1. Genetic Manipulation Strategies:

• Single and Double Mutant Construction: Generate isogenic mutants with individual knockouts (htrA1, htrA2) and double knockouts (htrA1 htrA2) in multiple S. aureus strain backgrounds (e.g., RN6390, COL, clinical isolates) to reveal strain-specific functions .

• Complementation Studies: Re-introduce wild-type or mutated versions of each htrA gene to confirm phenotypes and dissect specific functional domains.

• Domain Swap Experiments: Create chimeric proteins exchanging domains between HtrA1 and HtrA2 to identify regions responsible for specific functions.

2. Phenotypic Characterization Approaches:

• Stress Response Profiling: Evaluate growth under various stress conditions (thermal, oxidative, antibiotic) to define stress-specific roles of each HtrA protein .

• Virulence Factor Expression Analysis: Use proteomics and transcriptomics to comprehensively assess effects on extracellular protein production and regulatory RNA levels (particularly agr RNA III) .
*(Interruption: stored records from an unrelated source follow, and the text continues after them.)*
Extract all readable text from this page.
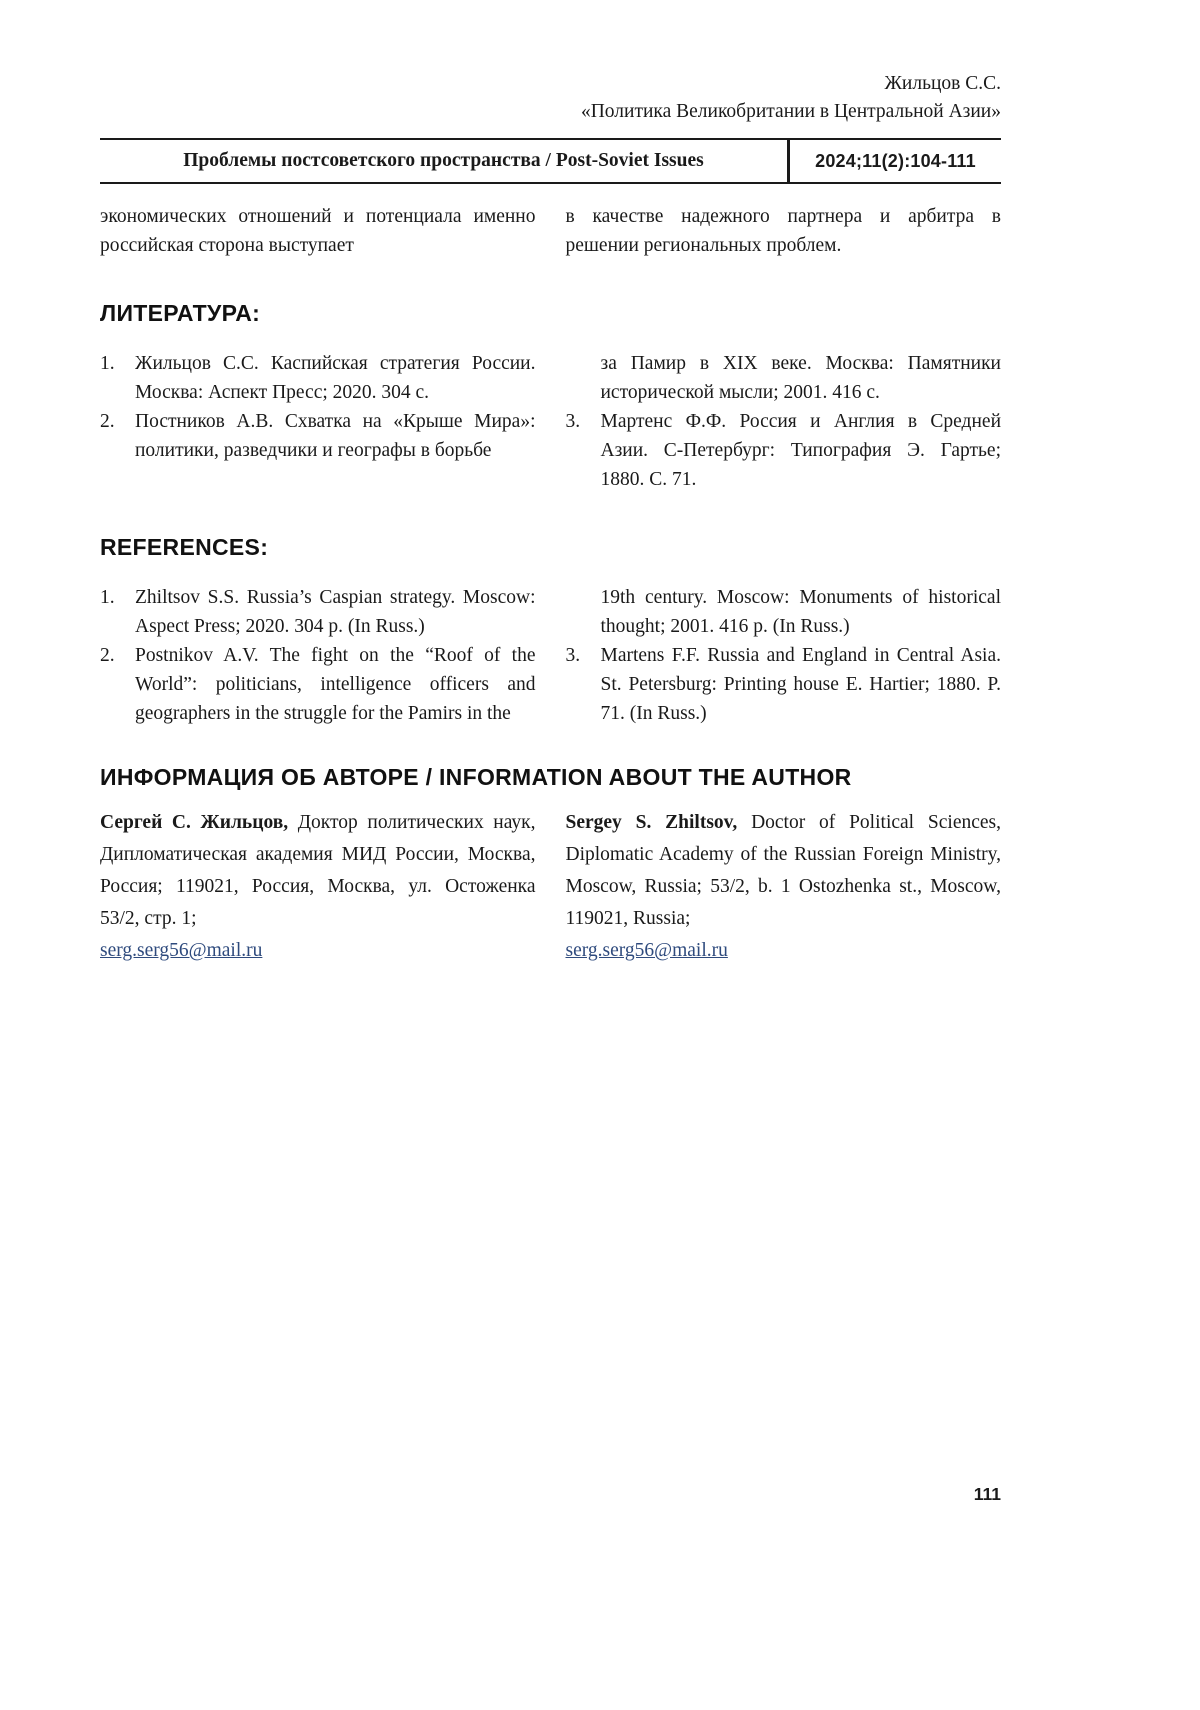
Жильцов С.С.
«Политика Великобритании в Центральной Азии»
Проблемы постсоветского пространства / Post-Soviet Issues	2024;11(2):104-111

экономических отношений и потенциала именно российская сторона выступает

в качестве надежного партнера и арбитра в решении региональных проблем.

ЛИТЕРАТУРА:
1.	Жильцов С.С. Каспийская стратегия России. Москва: Аспект Пресс; 2020. 304 с.
2.	Постников А.В. Схватка на «Крыше Мира»: политики, разведчики и географы в борьбе
за Памир в XIX веке. Москва: Памятники исторической мысли; 2001. 416 с.
3.	Мартенс Ф.Ф. Россия и Англия в Средней Азии. С-Петербург: Типография Э. Гартье; 1880. С. 71.
REFERENCES:
1.	Zhiltsov S.S. Russia’s Caspian strategy. Moscow: Aspect Press; 2020. 304 p. (In Russ.)
2.	Postnikov A.V. The fight on the “Roof of the World”: politicians, intelligence officers and geographers in the struggle for the Pamirs in the
19th century. Moscow: Monuments of historical thought; 2001. 416 p. (In Russ.)
3.	Martens F.F. Russia and England in Central Asia. St. Petersburg: Printing house E. Hartier; 1880. P. 71. (In Russ.)
ИНФОРМАЦИЯ ОБ АВТОРЕ / INFORMATION ABOUT THE AUTHOR

Сергей С. Жильцов, Доктор политических наук, Дипломатическая академия МИД России, Москва, Россия; 119021, Россия, Москва, ул. Остоженка 53/2, стр. 1;

serg.serg56@mail.ru

Sergey S. Zhiltsov, Doctor of Political Sciences, Diplomatic Academy of the Russian Foreign Ministry, Moscow, Russia; 53/2, b. 1 Ostozhenka st., Moscow, 119021, Russia;

serg.serg56@mail.ru
111
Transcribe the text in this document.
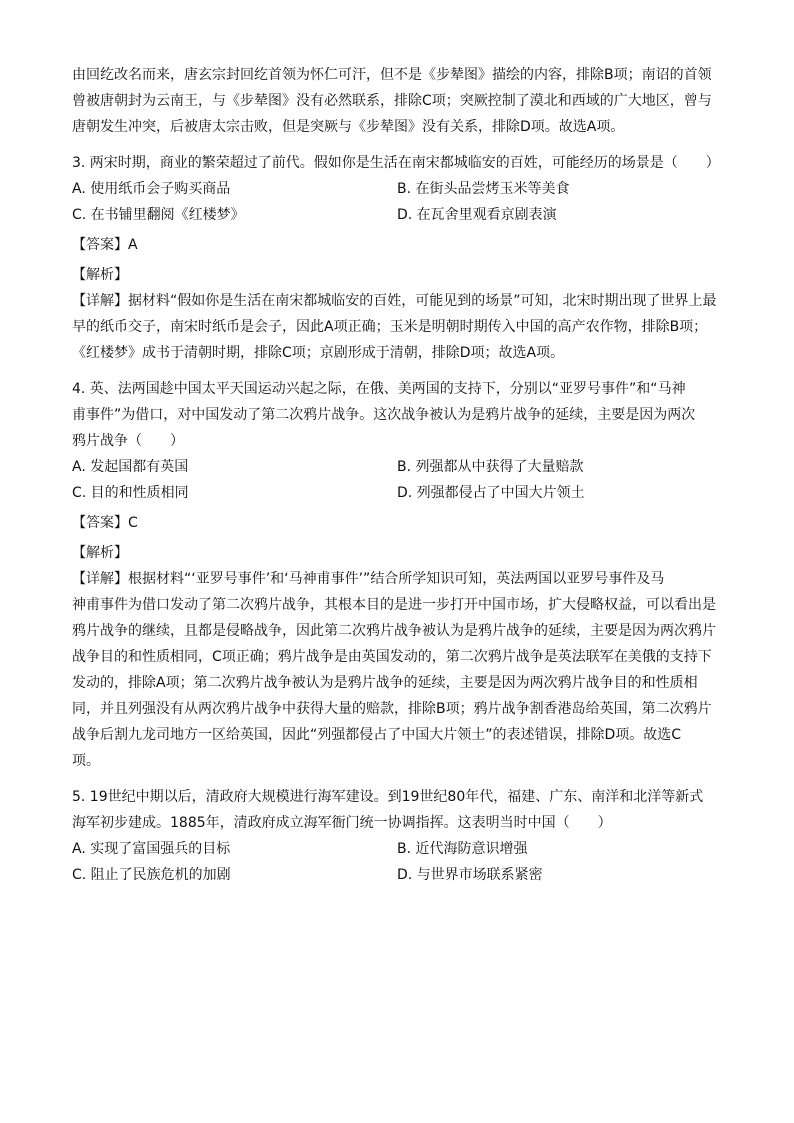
由回纥改名而来，唐玄宗封回纥首领为怀仁可汗，但不是《步辇图》描绘的内容，排除B项；南诏的首领
曾被唐朝封为云南王，与《步辇图》没有必然联系，排除C项；突厥控制了漠北和西域的广大地区，曾与
唐朝发生冲突，后被唐太宗击败，但是突厥与《步辇图》没有关系，排除D项。故选A项。
3. 两宋时期，商业的繁荣超过了前代。假如你是生活在南宋都城临安的百姓，可能经历的场景是（　　）
A. 使用纸币会子购买商品	B. 在街头品尝烤玉米等美食
C. 在书铺里翻阅《红楼梦》	D. 在瓦舍里观看京剧表演
【答案】A
【解析】
【详解】据材料“假如你是生活在南宋都城临安的百姓，可能见到的场景”可知，北宋时期出现了世界上最
早的纸币交子，南宋时纸币是会子，因此A项正确；玉米是明朝时期传入中国的高产农作物，排除B项；
《红楼梦》成书于清朝时期，排除C项；京剧形成于清朝，排除D项；故选A项。
4. 英、法两国趁中国太平天国运动兴起之际，在俄、美两国的支持下，分别以“亚罗号事件”和“马神
甫事件”为借口，对中国发动了第二次鸦片战争。这次战争被认为是鸦片战争的延续，主要是因为两次
鸦片战争（　　）
A. 发起国都有英国	B. 列强都从中获得了大量赔款
C. 目的和性质相同	D. 列强都侵占了中国大片领土
【答案】C
【解析】
【详解】根据材料“‘亚罗号事件’和‘马神甫事件’”结合所学知识可知，英法两国以亚罗号事件及马
神甫事件为借口发动了第二次鸦片战争，其根本目的是进一步打开中国市场，扩大侵略权益，可以看出是
鸦片战争的继续，且都是侵略战争，因此第二次鸦片战争被认为是鸦片战争的延续，主要是因为两次鸦片
战争目的和性质相同，C项正确；鸦片战争是由英国发动的，第二次鸦片战争是英法联军在美俄的支持下
发动的，排除A项；第二次鸦片战争被认为是鸦片战争的延续，主要是因为两次鸦片战争目的和性质相
同，并且列强没有从两次鸦片战争中获得大量的赔款，排除B项；鸦片战争割香港岛给英国，第二次鸦片
战争后割九龙司地方一区给英国，因此“列强都侵占了中国大片领土”的表述错误，排除D项。故选C
项。
5. 19世纪中期以后，清政府大规模进行海军建设。到19世纪80年代，福建、广东、南洋和北洋等新式
海军初步建成。1885年，清政府成立海军衙门统一协调指挥。这表明当时中国（　　）
A. 实现了富国强兵的目标	B. 近代海防意识增强
C. 阻止了民族危机的加剧	D. 与世界市场联系紧密
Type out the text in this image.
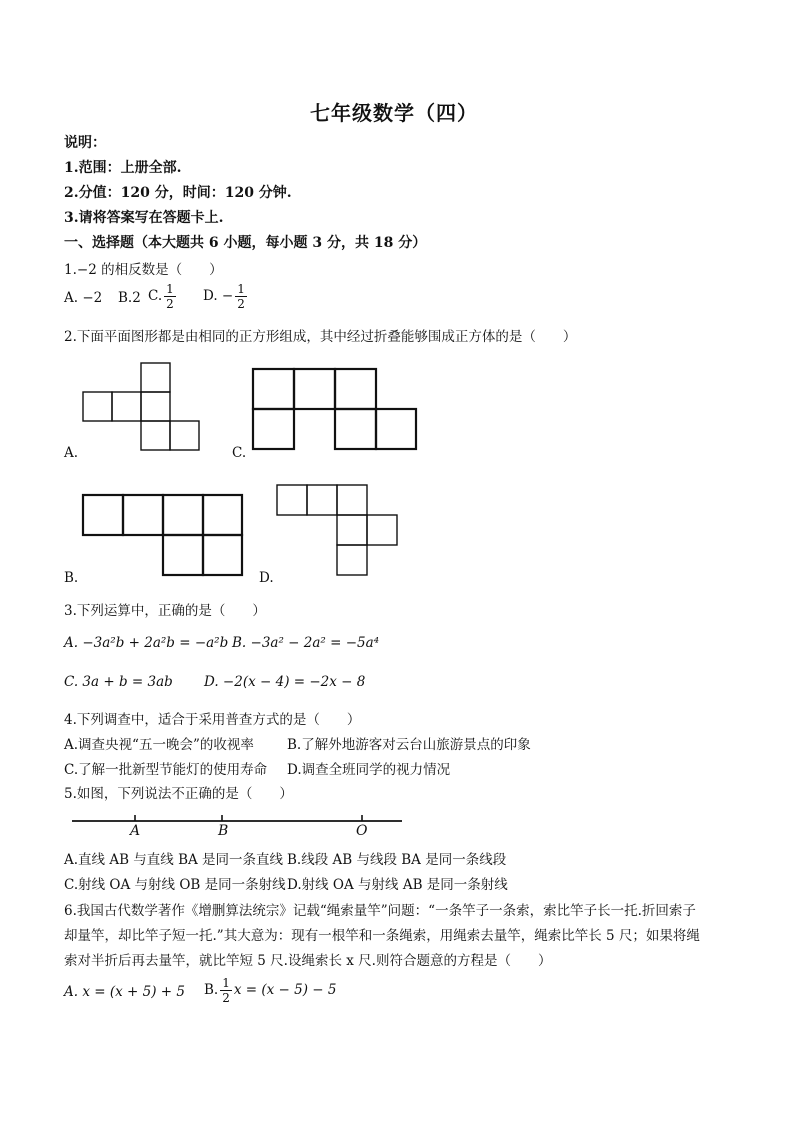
七年级数学（四）
说明：
1.范围：上册全部.
2.分值：120 分，时间：120 分钟.
3.请将答案写在答题卡上.
一、选择题（本大题共 6 小题，每小题 3 分，共 18 分）
1.−2 的相反数是（　　）
A. −2 B.2 C. $\frac{1}{2} D$. − $\frac{1}{2}$
2.下面平面图形都是由相同的正方形组成，其中经过折叠能够围成正方体的是（　　）
A.	C.
B.	D.
3.下列运算中，正确的是（　　）
A. −3a²b + 2a²b = −a²b B. −3a² − 2a² = −5a⁴
C. 3a + b = 3ab D. −2(x − 4) = −2x − 8
4.下列调查中，适合于采用普查方式的是（　　）
A.调查央视“五一晚会”的收视率 B.了解外地游客对云台山旅游景点的印象
C.了解一批新型节能灯的使用寿命 D.调查全班同学的视力情况
5.如图，下列说法不正确的是（　　）
A	B	O
A.直线 AB 与直线 BA 是同一条直线 B.线段 AB 与线段 BA 是同一条线段
C.射线 OA 与射线 OB 是同一条射线 D.射线 OA 与射线 AB 是同一条射线
6.我国古代数学著作《增删算法统宗》记载“绳索量竿”问题：“一条竿子一条索，索比竿子长一托.折回索子
却量竿，却比竿子短一托.”其大意为：现有一根竿和一条绳索，用绳索去量竿，绳索比竿长 5 尺；如果将绳
索对半折后再去量竿，就比竿短 5 尺.设绳索长 x 尺.则符合题意的方程是（　　）
A. x = (x + 5) + 5 B. $\frac{1}{2}$ x = (x − 5) − 5
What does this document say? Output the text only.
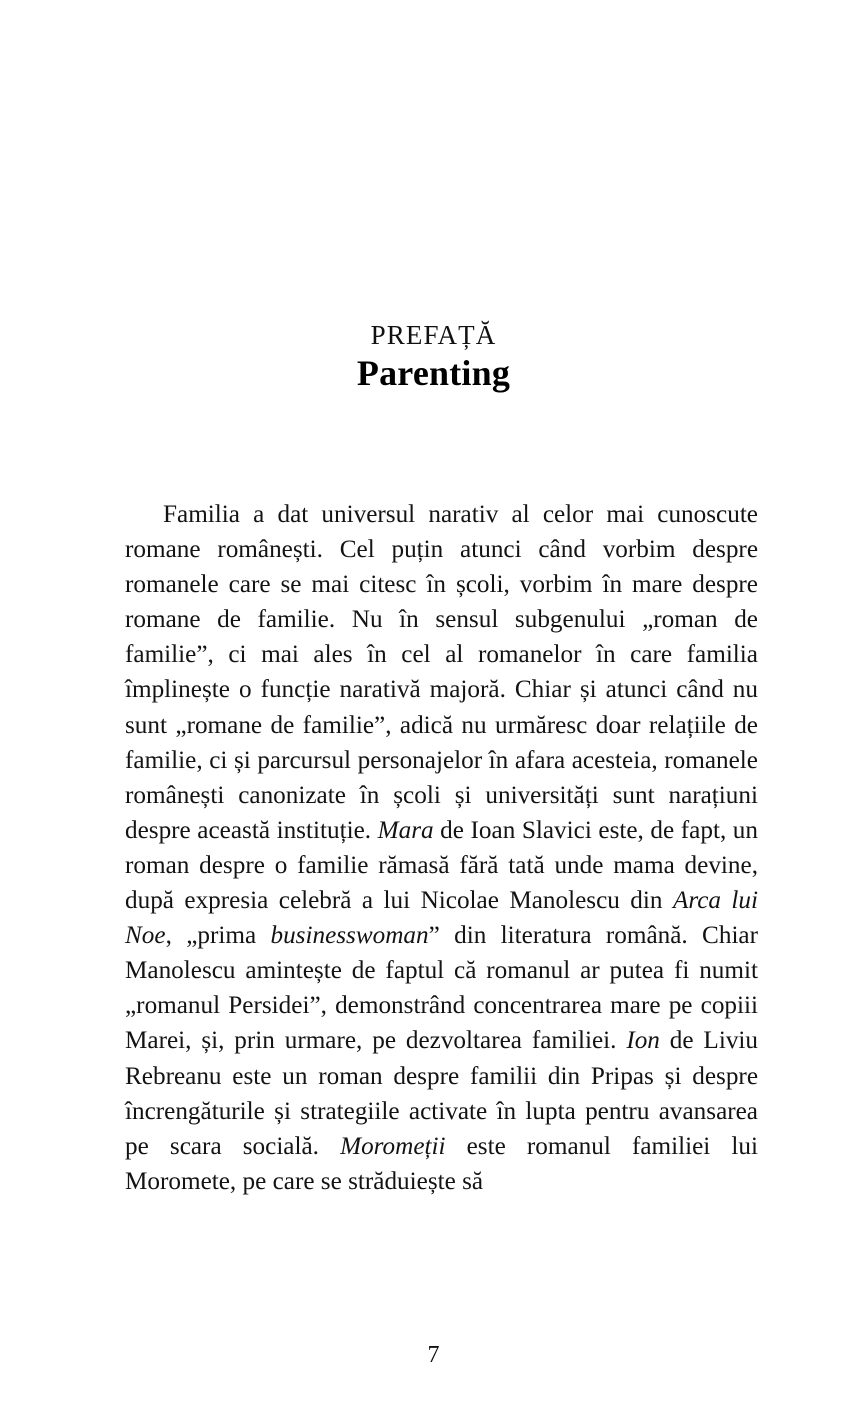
PREFAȚĂ
Parenting

Familia a dat universul narativ al celor mai cunoscute romane românești. Cel puțin atunci când vorbim despre romanele care se mai citesc în școli, vorbim în mare despre romane de familie. Nu în sensul subgenului „roman de familie”, ci mai ales în cel al romanelor în care familia împlinește o funcție narativă majoră. Chiar și atunci când nu sunt „romane de familie”, adică nu urmăresc doar relațiile de familie, ci și parcursul personajelor în afara acesteia, romanele românești canonizate în școli și universități sunt narațiuni despre această instituție. Mara de Ioan Slavici este, de fapt, un roman despre o familie rămasă fără tată unde mama devine, după expresia celebră a lui Nicolae Manolescu din Arca lui Noe, „prima businesswoman” din literatura română. Chiar Manolescu amintește de faptul că romanul ar putea fi numit „romanul Persidei”, demonstrând concentrarea mare pe copiii Marei, și, prin urmare, pe dezvoltarea familiei. Ion de Liviu Rebreanu este un roman despre familii din Pripas și despre încrengăturile și strategiile activate în lupta pentru avansarea pe scara socială. Moromeții este romanul familiei lui Moromete, pe care se străduiește să

7
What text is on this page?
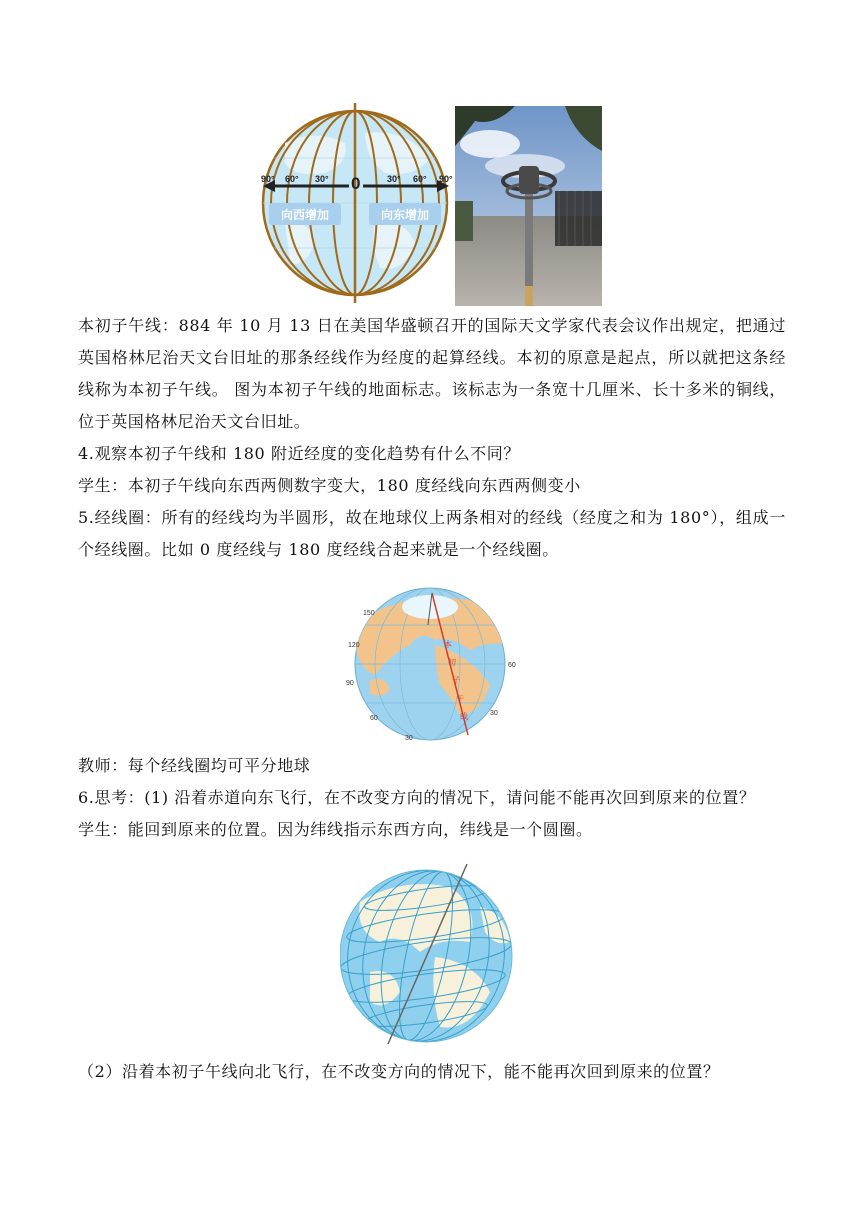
90° 60° 30° 0	30° 60° 90°
向西增加	向东增加

本初子午线：884 年 10 月 13 日在美国华盛顿召开的国际天文学家代表会议作出规定，把通过英国格林尼治天文台旧址的那条经线作为经度的起算经线。本初的原意是起点，所以就把这条经线称为本初子午线。 图为本初子午线的地面标志。该标志为一条宽十几厘米、长十多米的铜线，位于英国格林尼治天文台旧址。

4.观察本初子午线和 180 附近经度的变化趋势有什么不同？

学生：本初子午线向东西两侧数字变大，180 度经线向东西两侧变小

5.经线圈：所有的经线均为半圆形，故在地球仪上两条相对的经线（经度之和为 180°），组成一个经线圈。比如 0 度经线与 180 度经线合起来就是一个经线圈。

150
120
90
60
30
60
30
本
初
子
午
线

教师：每个经线圈均可平分地球

6.思考：(1) 沿着赤道向东飞行，在不改变方向的情况下，请问能不能再次回到原来的位置？

学生：能回到原来的位置。因为纬线指示东西方向，纬线是一个圆圈。

（2）沿着本初子午线向北飞行，在不改变方向的情况下，能不能再次回到原来的位置？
• In vivo Infection Models: Employ multiple animal models (e.g., rat endocarditis model, mouse sepsis model) to assess strain-specific contributions to virulence .

3. Biochemical and Structural Characterization:

• Comparative Enzymatic Assays: Perform side-by-side analysis of substrate specificity and enzymatic kinetics using recombinant proteins.

• Active Site Mutagenesis: Create catalytically inactive variants of each protein to dissect relative contributions of proteolytic versus chaperone functions .

• Structural Analysis: Use X-ray crystallography or cryo-electron microscopy to determine and compare three-dimensional structures.

4. Protein Interaction Studies:

• Substrate Identification: Employ techniques like BioID or crosslinking-mass spectrometry to identify natural substrates of each HtrA protease.

• Interactome Analysis: Characterize the protein-protein interaction networks of HtrA1 and HtrA2, particularly focusing on components of the agr system.

• Localization Studies: Use immunofluorescence microscopy or subcellular fractionation to determine if the two proteases localize to different cellular compartments.

5. Systems Biology Approaches:

• Multi-omics Integration: Combine transcriptomics, proteomics, and metabolomics data from mutant strains to build comprehensive functional networks.

• Regulatory Network Modeling: Develop mathematical models of HtrA involvement in stress response and virulence regulation across different strain backgrounds.

By integrating these diverse methodological approaches, researchers can develop a comprehensive understanding of the distinct and overlapping functions of HtrA1 and HtrA2 in S. aureus physiology and pathogenesis.